PHILADELPHIA - Heart attack patients are at the greatest risk of losing their lives in the first critical minutes.

"If a patient is having a very severe heart attack, we're tasked with having the patient in the cath lab and having the artery opened within 90 minutes," said Dr. Brian O'Neill, an associate professor of medicine at Temple University in Philadelphia.

But what happens during those 90 minutes? Traditionally, it's been a high-dose IV of drugs to regulate blood flow and pressure.

"Ironically, these medicines are somewhat toxic to the body and to the heart, specifically," said Dr. Val Rikita, also of Temple University. "It's akin to flogging a horse that you're trying to ride and you're trying to get that last ounce of strength out of it."

That's because the infusions are derivatives of adrenaline, but Temple University doctors are establishing protocol for a new device called the Impella pump.

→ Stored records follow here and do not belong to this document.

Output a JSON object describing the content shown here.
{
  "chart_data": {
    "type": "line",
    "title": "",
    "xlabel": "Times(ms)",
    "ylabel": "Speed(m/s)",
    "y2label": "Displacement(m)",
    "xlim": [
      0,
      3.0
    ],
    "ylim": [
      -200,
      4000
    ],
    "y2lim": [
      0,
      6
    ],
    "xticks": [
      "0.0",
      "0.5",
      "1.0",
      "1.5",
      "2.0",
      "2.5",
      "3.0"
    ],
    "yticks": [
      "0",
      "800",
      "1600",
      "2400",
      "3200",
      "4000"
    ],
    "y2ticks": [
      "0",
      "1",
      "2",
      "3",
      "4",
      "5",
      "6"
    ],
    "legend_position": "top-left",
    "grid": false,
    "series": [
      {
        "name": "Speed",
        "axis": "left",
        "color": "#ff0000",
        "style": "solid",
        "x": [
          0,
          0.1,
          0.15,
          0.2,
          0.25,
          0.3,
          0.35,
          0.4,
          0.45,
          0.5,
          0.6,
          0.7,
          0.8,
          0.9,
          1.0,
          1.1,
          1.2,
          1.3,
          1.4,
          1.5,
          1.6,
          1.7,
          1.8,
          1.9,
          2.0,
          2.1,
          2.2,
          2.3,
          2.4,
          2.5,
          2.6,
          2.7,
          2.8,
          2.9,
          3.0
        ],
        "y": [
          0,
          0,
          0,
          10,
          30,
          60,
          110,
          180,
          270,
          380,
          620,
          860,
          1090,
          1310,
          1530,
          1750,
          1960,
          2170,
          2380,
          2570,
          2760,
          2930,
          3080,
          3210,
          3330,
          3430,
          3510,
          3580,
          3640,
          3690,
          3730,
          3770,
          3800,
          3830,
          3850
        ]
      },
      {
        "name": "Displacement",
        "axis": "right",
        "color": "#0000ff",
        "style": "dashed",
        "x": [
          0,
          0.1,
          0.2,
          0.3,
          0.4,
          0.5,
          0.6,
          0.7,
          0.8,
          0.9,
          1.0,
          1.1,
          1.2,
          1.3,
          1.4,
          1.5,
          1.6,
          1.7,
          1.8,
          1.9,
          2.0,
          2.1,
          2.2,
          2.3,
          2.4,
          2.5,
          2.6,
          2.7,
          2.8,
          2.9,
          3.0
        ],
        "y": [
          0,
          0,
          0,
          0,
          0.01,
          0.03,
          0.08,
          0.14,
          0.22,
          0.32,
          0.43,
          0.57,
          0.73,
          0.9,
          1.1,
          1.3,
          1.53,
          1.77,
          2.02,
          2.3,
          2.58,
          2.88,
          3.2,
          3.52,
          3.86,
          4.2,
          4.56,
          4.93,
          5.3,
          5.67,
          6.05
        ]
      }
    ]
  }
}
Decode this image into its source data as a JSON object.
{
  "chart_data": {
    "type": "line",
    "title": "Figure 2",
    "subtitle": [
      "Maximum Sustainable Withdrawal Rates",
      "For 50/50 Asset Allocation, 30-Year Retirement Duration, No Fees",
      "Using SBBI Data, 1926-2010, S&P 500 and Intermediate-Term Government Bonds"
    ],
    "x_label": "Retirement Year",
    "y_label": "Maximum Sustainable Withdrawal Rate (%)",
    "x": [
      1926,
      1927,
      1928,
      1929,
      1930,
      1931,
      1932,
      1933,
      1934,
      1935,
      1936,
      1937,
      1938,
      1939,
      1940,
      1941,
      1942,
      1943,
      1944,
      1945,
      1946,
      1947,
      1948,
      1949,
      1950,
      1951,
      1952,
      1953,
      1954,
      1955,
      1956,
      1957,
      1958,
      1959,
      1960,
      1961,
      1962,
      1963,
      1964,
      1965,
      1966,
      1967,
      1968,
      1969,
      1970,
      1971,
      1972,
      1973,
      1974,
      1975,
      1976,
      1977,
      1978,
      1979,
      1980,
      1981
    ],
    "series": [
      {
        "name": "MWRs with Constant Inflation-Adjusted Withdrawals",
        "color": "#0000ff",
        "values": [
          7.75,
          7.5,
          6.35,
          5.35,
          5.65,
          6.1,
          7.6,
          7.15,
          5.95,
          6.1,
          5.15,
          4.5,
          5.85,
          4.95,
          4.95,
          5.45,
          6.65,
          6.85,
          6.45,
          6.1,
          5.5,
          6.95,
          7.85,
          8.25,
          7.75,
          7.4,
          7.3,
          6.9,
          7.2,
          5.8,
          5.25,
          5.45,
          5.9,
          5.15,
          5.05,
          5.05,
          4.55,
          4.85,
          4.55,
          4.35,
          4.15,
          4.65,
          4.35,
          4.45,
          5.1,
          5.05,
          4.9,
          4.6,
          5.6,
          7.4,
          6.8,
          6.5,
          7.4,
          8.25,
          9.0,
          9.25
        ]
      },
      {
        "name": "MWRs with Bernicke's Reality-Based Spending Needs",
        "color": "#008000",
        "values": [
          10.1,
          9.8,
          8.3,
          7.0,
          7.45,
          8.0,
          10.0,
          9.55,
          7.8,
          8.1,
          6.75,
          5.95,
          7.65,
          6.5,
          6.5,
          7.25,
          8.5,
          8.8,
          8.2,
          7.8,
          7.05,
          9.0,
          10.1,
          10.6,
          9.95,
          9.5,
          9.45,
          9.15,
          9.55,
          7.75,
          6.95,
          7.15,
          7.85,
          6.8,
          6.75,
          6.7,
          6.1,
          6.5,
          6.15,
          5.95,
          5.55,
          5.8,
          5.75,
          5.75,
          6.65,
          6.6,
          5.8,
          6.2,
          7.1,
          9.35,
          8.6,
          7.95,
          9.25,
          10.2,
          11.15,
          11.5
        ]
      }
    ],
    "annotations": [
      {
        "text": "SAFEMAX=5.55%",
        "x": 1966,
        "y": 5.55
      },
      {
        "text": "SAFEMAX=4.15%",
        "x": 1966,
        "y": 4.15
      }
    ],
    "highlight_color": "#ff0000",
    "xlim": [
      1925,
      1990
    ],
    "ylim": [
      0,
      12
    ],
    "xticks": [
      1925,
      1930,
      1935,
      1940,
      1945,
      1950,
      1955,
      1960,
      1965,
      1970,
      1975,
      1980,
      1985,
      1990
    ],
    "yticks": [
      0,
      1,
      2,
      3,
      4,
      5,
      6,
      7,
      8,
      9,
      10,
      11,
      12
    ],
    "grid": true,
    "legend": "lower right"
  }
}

"This device lets the heart rest, as opposed to flogging it, allowing the best chance of recovery after the balloon and the stent are performed," Rikita explained.

The tiny Impella pump is temporarily inserted through the groin to stabilize blood flow, giving the interventional cardiologist time to deploy the permanent stent to keep the artery open.

"The catheter goes across the left ventricle like this and it sits and allows the blood to be sucked from the left ventricle and injected into the aorta, which is the largest chamber of the heart," O'Neill said. "This device will allow us to support those patients and keep them stable during the procedure because what can sometimes happen during the procedure to open a blocked artery, they can become very critically ill on the table and potentially suffer cardiac arrest."

Temple was one of 65 hospitals involved in studying the protocol, which took place over three years, primarily treating older men with heart disease. The Impella pump is FDA-approved, and at least one doctor involved in the protocol predicts it could raise the survival rate in heart attack patients by 80%.